Neo-Nazi cell shines light on far-right extremism in Germany
Neo-Nazi bank robbers found dead last week are suspected in Germany's worst case of racially motivated killings. Their confessional tape reveals a current of right-wing extremism that politicians have long denied.
Ten days ago, police in the town of Eisenach in southeast Germany found the scarred bodies of two men with gunshot wounds to the head in a burned-out recreational vehicle. At the time, it looked like a double suicide of two bank robbers who had just stolen 10,000 euros at gunpoint from a local bank and then been cornered by officers.
But new information, trickling out on an almost-daily basis, has since revealed to a baffled public that these men were likely Germany’s most wanted serial killers, responsible for a string of racially motivated murders, and also members of a far-right terrorist network.Until very recently, many German politicians denied the network existed.
After the Berlin Wall came down, there was a surge of right-wing activity, particularly in eastern Germany. Far-right parties tapped into people's worries and insecurities, resulting in a number of violent attacks on ethnic minorities and political opponents. But increasing prosperity diminished the ideological basis for the far right – weakening the resonance of such rallying cries as "German jobs for German workers." The far right still features in regional parliaments, but does not play as significant a role as it did 20 years ago.

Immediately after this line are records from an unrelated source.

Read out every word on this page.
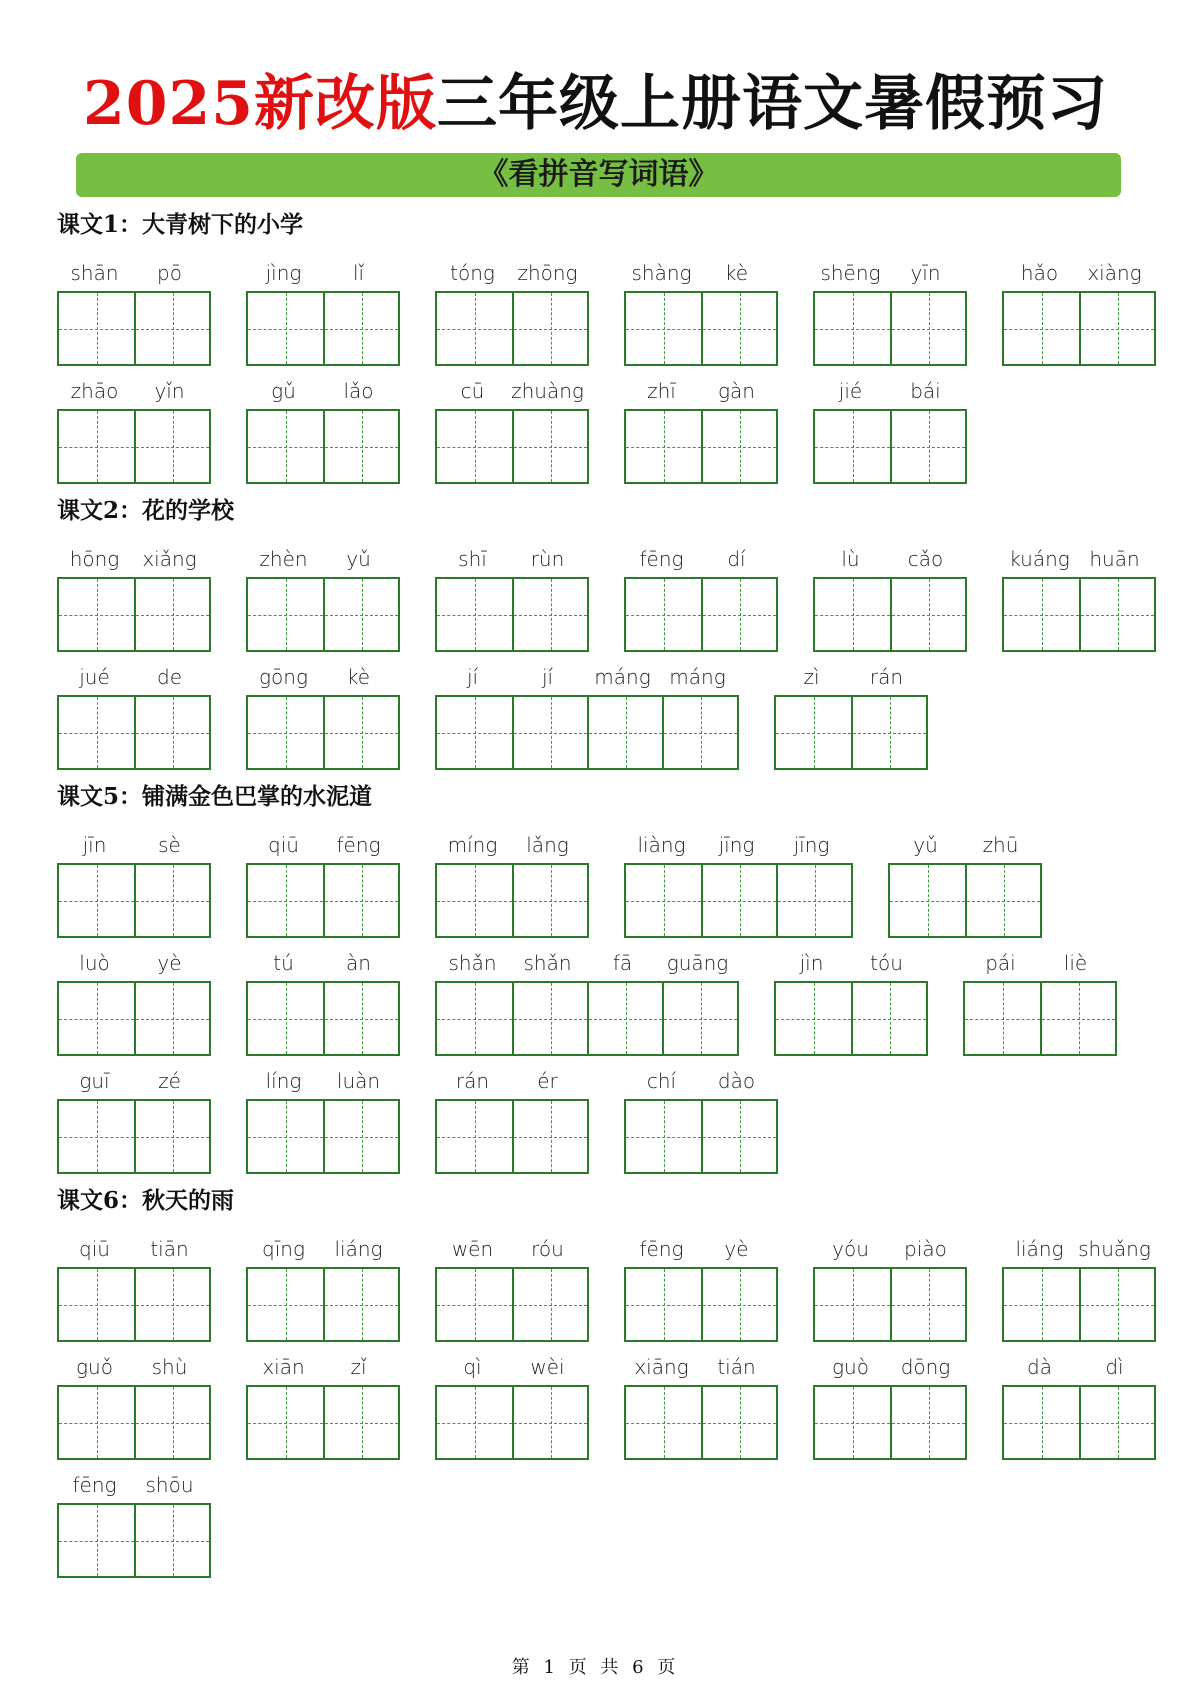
2025新改版三年级上册语文暑假预习
《看拼音写词语》
课文1：大青树下的小学
shān	pō	jìng	lǐ	tóng	zhōng	shàng	kè	shēng	yīn	hǎo	xiàng
zhāo	yǐn	gǔ	lǎo	cū	zhuàng	zhī	gàn	jié	bái
课文2：花的学校
hōng	xiǎng	zhèn	yǔ	shī	rùn	fēng	dí	lù	cǎo	kuáng huān
jué	de	gōng	kè	jí	jí	máng máng	zì	rán
课文5：铺满金色巴掌的水泥道
jīn	sè	qiū	fēng	míng	lǎng	liàng	jīng	jīng	yǔ	zhū
luò	yè	tú	àn	shǎn	shǎn	fā	guāng	jìn	tóu	pái	liè
guī	zé	líng	luàn	rán	ér	chí	dào
课文6：秋天的雨
qiū	tiān	qīng	liáng	wēn	róu	fēng	yè	yóu	piào	liáng shuǎng
guǒ	shù	xiān	zǐ	qì	wèi	xiāng	tián	guò	dōng	dà	dì
fēng	shōu
第 1 页 共 6 页
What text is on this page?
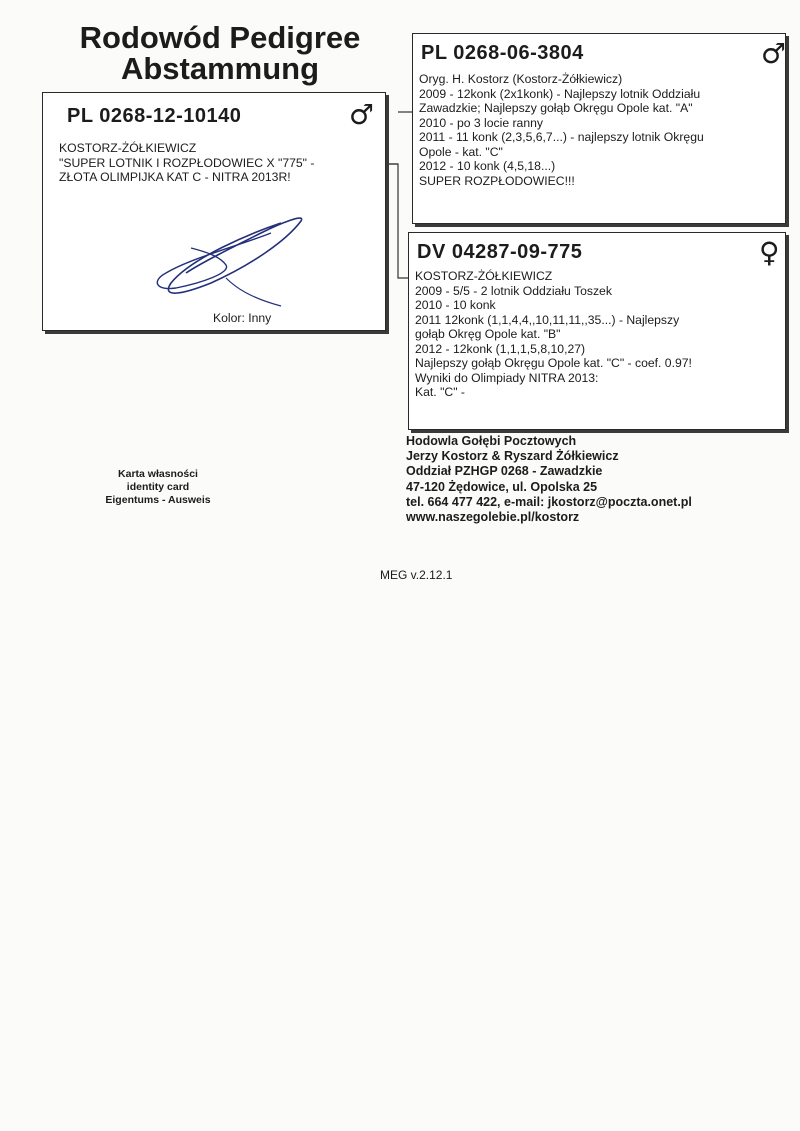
Rodowód Pedigree
Abstammung
PL 0268-12-10140	♂
KOSTORZ-ŻÓŁKIEWICZ
"SUPER LOTNIK I ROZPŁODOWIEC X "775" -
ZŁOTA OLIMPIJKA KAT C - NITRA 2013R!
Kolor: Inny
PL 0268-06-3804	♂
Oryg. H. Kostorz (Kostorz-Żółkiewicz)
2009 - 12konk (2x1konk) - Najlepszy lotnik Oddziału
Zawadzkie; Najlepszy gołąb Okręgu Opole kat. "A"
2010 - po 3 locie ranny
2011 - 11 konk (2,3,5,6,7...) - najlepszy lotnik Okręgu
Opole - kat. "C"
2012 - 10 konk (4,5,18...)
SUPER ROZPŁODOWIEC!!!
DV 04287-09-775	♀
KOSTORZ-ŻÓŁKIEWICZ
2009 - 5/5 - 2 lotnik Oddziału Toszek
2010 - 10 konk
2011 12konk (1,1,4,4,,10,11,11,,35...) - Najlepszy
gołąb Okręg Opole kat. "B"
2012 - 12konk (1,1,1,5,8,10,27)
Najlepszy gołąb Okręgu Opole kat. "C" - coef. 0.97!
Wyniki do Olimpiady NITRA 2013:
Kat. "C" -
Hodowla Gołębi Pocztowych
Jerzy Kostorz & Ryszard Żółkiewicz
Oddział PZHGP 0268 - Zawadzkie
47-120 Żędowice, ul. Opolska 25
tel. 664 477 422, e-mail: jkostorz@poczta.onet.pl
www.naszegolebie.pl/kostorz
Karta własności
identity card
Eigentums - Ausweis
MEG v.2.12.1
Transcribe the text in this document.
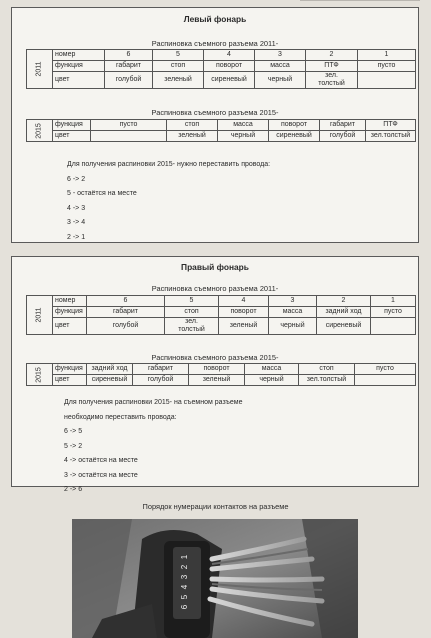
Левый фонарь
Распиновка съемного разъема 2011-
2011	номер	6	5	4	3	2	1
	функция	габарит	стоп	поворот	масса	ПТФ	пусто
	цвет	голубой	зеленый	сиреневый	черный	зел.
толстый	
Распиновка съемного разъема 2015-
2015	функция	пусто	стоп	масса	поворот	габарит	ПТФ
	цвет		зеленый	черный	сиреневый	голубой	зел.толстый
Для получения распиновки 2015- нужно переставить провода:
6 -> 2
5 - остаётся на месте
4 -> 3
3 -> 4
2 -> 1
Правый фонарь
Распиновка съемного разъема 2011-
2011	номер	6	5	4	3	2	1
	функция	габарит	стоп	поворот	масса	задний ход	пусто
	цвет	голубой	зел.
толстый	зеленый	черный	сиреневый	
Распиновка съемного разъема 2015-
2015	функция	задний ход	габарит	поворот	масса	стоп	пусто
	цвет	сиреневый	голубой	зеленый	черный	зел.толстый	
Для получения распиновки 2015- на съемном разъеме
необходимо переставить провода:
6 -> 5
5 -> 2
4 -> остаётся на месте
3 -> остаётся на месте
2 -> 6
Порядок нумерации контактов на разъеме
6
5
4
3
2
1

“It seems that we are dealing with a new form of right-wing extremist terrorism,” Interior Minister Hans-Peter Friedrich said yesterday. Chancellor Angela Merkel called it a “national shame” and said the events revealed the existence of extremist structures “we had not imagined” when speaking with reporters yesterday. Germany’s minister of justice, Sabine Leutheusser-Schnarrenberger, asked authorities “to investigate with all means possible the dimensions far-right networks in the country have reached."